After the collision, the centerfielder shakes off the cobwebs and rises; Craig, on the other hand, writhes in pain, as if he’s convulsing. Still, the ball is tightly secured in his mitt, the game is over. But Craig isn’t getting up.
I’m not sure where Craig is today, what type of career he chose, or if he raised a family, but if it weren’t for the quick actions of his coach, if it wasn’t for the corkscrew in his gym bag, Craig probably would have died on that field.
“I opened his mouth,” the coach told us in P.E. Class, “and couldn’t believe it, he’d swallowed his tongue.”
No one questioned the coach’s instrument of choice; it didn’t seem to matter. What mattered was prying a kid’s tongue out of his throat.
I look back on the significance of that corkscrew, its purpose, its everyday use, and suddenly my Coach-Hero, my P.E. instructor, is transformed into some kind of wino—a nobody, uncorking a bottle of red to ease his own pain. I shouldn’t be so cynical. I shouldn’t. Seventeen years of working in a prison will do that to you.

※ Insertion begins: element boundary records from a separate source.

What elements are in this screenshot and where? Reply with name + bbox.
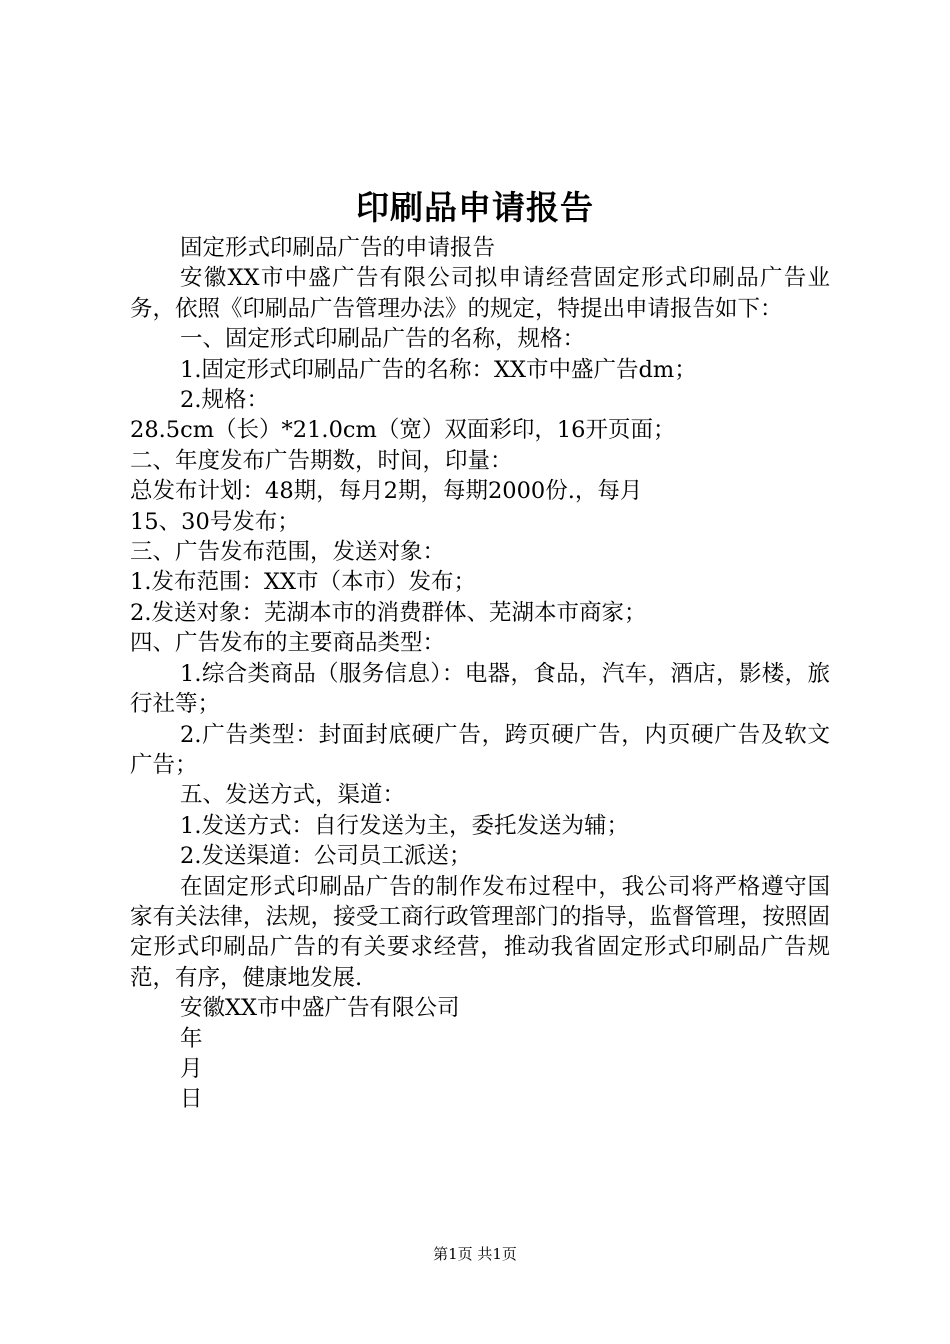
document-body: [130, 233, 830, 1115]
paragraph-16: 五、发送方式，渠道：: [180, 782, 406, 809]
paragraph-14: 1.综合类商品（服务信息）：电器，食品，汽车，酒店，影楼，旅行社等；: [130, 660, 830, 718]
paragraph-18: 2.发送渠道：公司员工派送；: [180, 843, 472, 870]
page-footer: 第1页 共1页: [433, 1245, 517, 1263]
signature-company: 安徽XX市中盛广告有限公司: [180, 995, 460, 1022]
paragraph-8: 总发布计划：48期，每月2期，每期2000份.，每月: [130, 478, 643, 505]
paragraph-19: 在固定形式印刷品广告的制作发布过程中，我公司将严格遵守国家有关法律，法规，接受工商行政管理部门的指导，监督管理，按照固定形式印刷品广告的有关要求经营，推动我省固定形式印刷品广告规范，有序，健康地发展.: [130, 873, 830, 991]
signature-year: 年: [180, 1025, 203, 1052]
paragraph-17: 1.发送方式：自行发送为主，委托发送为辅；: [180, 812, 629, 839]
paragraph-12: 2.发送对象：芜湖本市的消费群体、芜湖本市商家；: [130, 599, 647, 626]
paragraph-11: 1.发布范围：XX市（本市）发布；: [130, 569, 477, 596]
paragraph-3: 一、固定形式印刷品广告的名称，规格：: [180, 326, 586, 353]
paragraph-5: 2.规格：: [180, 387, 269, 414]
paragraph-15: 2.广告类型：封面封底硬广告，跨页硬广告，内页硬广告及软文广告；: [130, 721, 830, 778]
signature-day: 日: [180, 1086, 203, 1113]
paragraph-2: 安徽XX市中盛广告有限公司拟申请经营固定形式印刷品广告业务，依照《印刷品广告管理办法》的规定，特提出申请报告如下：: [130, 265, 830, 322]
document-title: 印刷品申请报告: [356, 188, 594, 227]
paragraph-7: 二、年度发布广告期数，时间，印量：: [130, 447, 513, 474]
paragraph-6: 28.5cm（长）*21.0cm（宽）双面彩印，16开页面；: [130, 417, 676, 444]
paragraph-9: 15、30号发布；: [130, 508, 300, 535]
paragraph-1: 固定形式印刷品广告的申请报告: [180, 235, 496, 261]
paragraph-13: 四、广告发布的主要商品类型：: [130, 630, 446, 657]
paragraph-4: 1.固定形式印刷品广告的名称：XX市中盛广告dm；: [180, 356, 697, 383]
signature-month: 月: [180, 1055, 203, 1082]
paragraph-10: 三、广告发布范围，发送对象：: [130, 539, 446, 566]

I can’t ignore the stats either. We have a former major league pitcher at our facility serving time for his seventh DUI. According to the local paper, after the police arrested him, his blood alcohol level registered a .48. Most people would be dead with that much poison in their system. I’d like to ask him about the game of baseball and the use of a corkscrew. He’d probably tell me it’s for re-lacing an old glove or scraping mud off dirty cleats. I know better. I see the aftermath of that game every single day.